Tantouring Is The New, Semi-Permanent Way To Contour. Here's How To Do It


The trouble with contouring is it's time-consuming, (if you want to shape perfectly chiseled cheekbones every morning then you can wave bye bye to your lie ins), but a new beauty trend could be set to change that.

"Tantouring" is a contouring trick that doesn't involve any concealers, foundations or powders. In fact in involves no makeup at all, just fake tan.

Not only does this mean you can rock a fierce contour with a fresh face, it's also semi-permanent which means you'll only need to apply once a week.

Emily Ratajkowski works the natural-look contour

Tantouring requires some practice runs with makeup first, as you'll want to ensure you've got your sculpting technique down before you apply the fake tan so you don't end up dealing with this...

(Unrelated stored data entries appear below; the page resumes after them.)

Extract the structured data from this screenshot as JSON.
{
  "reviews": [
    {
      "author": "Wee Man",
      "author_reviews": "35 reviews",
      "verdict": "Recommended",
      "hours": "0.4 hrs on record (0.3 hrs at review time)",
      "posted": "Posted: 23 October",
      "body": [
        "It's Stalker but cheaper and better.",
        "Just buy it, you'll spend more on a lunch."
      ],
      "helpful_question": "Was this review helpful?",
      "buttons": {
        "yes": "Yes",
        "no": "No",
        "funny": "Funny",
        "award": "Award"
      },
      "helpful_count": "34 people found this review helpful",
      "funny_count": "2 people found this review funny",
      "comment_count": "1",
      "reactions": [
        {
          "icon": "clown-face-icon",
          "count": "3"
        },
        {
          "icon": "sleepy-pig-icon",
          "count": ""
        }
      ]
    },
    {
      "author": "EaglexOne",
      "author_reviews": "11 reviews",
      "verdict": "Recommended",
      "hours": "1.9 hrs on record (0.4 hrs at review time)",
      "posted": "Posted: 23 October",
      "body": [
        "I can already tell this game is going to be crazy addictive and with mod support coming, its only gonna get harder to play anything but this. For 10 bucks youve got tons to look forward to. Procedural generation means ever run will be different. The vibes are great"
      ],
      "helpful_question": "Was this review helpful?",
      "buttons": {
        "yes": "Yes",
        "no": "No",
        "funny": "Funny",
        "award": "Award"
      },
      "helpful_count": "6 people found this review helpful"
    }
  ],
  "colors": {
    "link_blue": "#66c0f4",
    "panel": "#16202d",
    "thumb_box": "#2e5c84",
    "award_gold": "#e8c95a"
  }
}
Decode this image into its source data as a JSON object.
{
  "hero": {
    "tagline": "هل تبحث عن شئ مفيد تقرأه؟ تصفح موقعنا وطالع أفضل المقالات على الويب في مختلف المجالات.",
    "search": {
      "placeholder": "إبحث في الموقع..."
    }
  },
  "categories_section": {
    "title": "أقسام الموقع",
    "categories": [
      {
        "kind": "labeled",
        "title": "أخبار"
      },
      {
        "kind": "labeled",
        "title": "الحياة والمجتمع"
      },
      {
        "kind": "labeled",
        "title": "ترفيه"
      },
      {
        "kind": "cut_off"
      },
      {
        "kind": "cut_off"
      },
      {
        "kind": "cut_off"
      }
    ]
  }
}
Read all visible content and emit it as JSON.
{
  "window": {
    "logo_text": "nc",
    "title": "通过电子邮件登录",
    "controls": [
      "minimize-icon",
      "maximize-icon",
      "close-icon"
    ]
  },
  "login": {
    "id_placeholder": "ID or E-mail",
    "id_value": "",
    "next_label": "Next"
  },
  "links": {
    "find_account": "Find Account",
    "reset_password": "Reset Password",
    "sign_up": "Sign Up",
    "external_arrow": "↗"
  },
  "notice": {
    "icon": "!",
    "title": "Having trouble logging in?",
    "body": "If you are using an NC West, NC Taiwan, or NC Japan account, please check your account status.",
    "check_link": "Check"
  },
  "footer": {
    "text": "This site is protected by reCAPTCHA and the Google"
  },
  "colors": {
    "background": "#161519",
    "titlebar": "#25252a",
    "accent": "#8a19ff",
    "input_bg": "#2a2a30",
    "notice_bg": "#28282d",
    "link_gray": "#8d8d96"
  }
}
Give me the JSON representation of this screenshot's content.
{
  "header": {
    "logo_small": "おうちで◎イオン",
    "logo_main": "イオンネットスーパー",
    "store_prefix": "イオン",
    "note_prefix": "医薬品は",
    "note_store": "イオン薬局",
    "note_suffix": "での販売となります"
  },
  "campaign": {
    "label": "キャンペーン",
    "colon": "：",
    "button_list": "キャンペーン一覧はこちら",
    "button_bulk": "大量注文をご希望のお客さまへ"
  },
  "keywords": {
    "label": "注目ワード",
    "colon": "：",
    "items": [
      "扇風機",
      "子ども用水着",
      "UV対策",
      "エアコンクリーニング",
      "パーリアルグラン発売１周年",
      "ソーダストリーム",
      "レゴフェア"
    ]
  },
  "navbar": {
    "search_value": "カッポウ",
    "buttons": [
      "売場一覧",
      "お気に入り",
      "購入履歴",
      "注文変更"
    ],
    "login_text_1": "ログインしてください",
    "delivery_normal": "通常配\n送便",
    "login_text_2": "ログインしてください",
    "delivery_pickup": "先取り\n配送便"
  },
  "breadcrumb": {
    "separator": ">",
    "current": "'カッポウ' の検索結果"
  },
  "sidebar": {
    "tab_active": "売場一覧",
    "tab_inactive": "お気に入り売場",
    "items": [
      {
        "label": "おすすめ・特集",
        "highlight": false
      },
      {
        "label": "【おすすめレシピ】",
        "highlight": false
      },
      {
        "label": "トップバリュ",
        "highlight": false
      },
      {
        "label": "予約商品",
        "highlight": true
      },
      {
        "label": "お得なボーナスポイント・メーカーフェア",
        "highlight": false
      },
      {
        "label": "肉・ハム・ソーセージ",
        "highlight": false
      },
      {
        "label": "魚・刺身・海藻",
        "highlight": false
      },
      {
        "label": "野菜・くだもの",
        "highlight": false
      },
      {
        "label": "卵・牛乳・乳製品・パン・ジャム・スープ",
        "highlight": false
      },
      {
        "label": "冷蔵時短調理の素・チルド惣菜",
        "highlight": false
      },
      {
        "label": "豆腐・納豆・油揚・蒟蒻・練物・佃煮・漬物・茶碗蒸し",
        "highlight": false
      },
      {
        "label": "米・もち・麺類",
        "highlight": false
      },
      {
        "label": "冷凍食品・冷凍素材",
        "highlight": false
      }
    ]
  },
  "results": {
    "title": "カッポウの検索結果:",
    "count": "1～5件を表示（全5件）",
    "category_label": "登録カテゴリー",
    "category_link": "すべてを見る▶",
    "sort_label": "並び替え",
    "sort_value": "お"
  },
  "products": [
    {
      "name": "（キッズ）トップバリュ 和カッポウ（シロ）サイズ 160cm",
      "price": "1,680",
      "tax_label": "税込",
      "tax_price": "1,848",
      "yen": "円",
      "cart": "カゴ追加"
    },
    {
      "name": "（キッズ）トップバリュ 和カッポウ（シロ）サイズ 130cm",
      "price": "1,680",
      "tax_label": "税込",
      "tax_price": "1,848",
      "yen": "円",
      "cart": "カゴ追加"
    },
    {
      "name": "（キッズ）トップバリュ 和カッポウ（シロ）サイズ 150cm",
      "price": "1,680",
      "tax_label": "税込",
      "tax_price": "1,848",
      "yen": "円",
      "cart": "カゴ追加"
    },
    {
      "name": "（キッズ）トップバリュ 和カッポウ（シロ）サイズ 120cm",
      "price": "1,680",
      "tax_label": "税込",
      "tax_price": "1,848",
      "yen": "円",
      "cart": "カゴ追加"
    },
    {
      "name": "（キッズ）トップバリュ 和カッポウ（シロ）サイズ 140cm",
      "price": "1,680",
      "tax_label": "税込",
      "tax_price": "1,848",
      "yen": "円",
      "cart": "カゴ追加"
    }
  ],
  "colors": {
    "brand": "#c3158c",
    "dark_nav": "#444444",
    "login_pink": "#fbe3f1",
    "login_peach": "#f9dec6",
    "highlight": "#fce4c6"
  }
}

It's also worth noting that if you use muslin cloths, face scrubs, astringent toners or acid treatments as part of your daily skincare routine, your fake tan contour is probably still only going to last a day. D'oh.

Want to try it out at home? Marissa Carter, the founder of self tan brand Coco Brown (which we reviewed here), told us how to do tantouring in five simple steps:

1. Apply a gradual tanning moisturiser all over the face. This gives the skin a gentle glow.

2. Using a stippling foundation brush apply a darker shade of tan to forehead. In this case we used the Cocoa Brown by Marissa Carter 1 Hour Tan Dark Mousse. Using a mousse formulation is important because it is oil free and won't clog pores or cling to fine lines and wrinkles.

3. Using an angled contouring brush apply tan under cheekbone from ear to mid cheek. A little bit of tan under the tip of the nose and down the sides will make the nose look smaller.

4. This may look harsh when first applied but use fingers to blend for an even glow.

5. Let the tan develop for one, two, or three hours depending on your desired look. Your contour should then last between five-seven days before fading.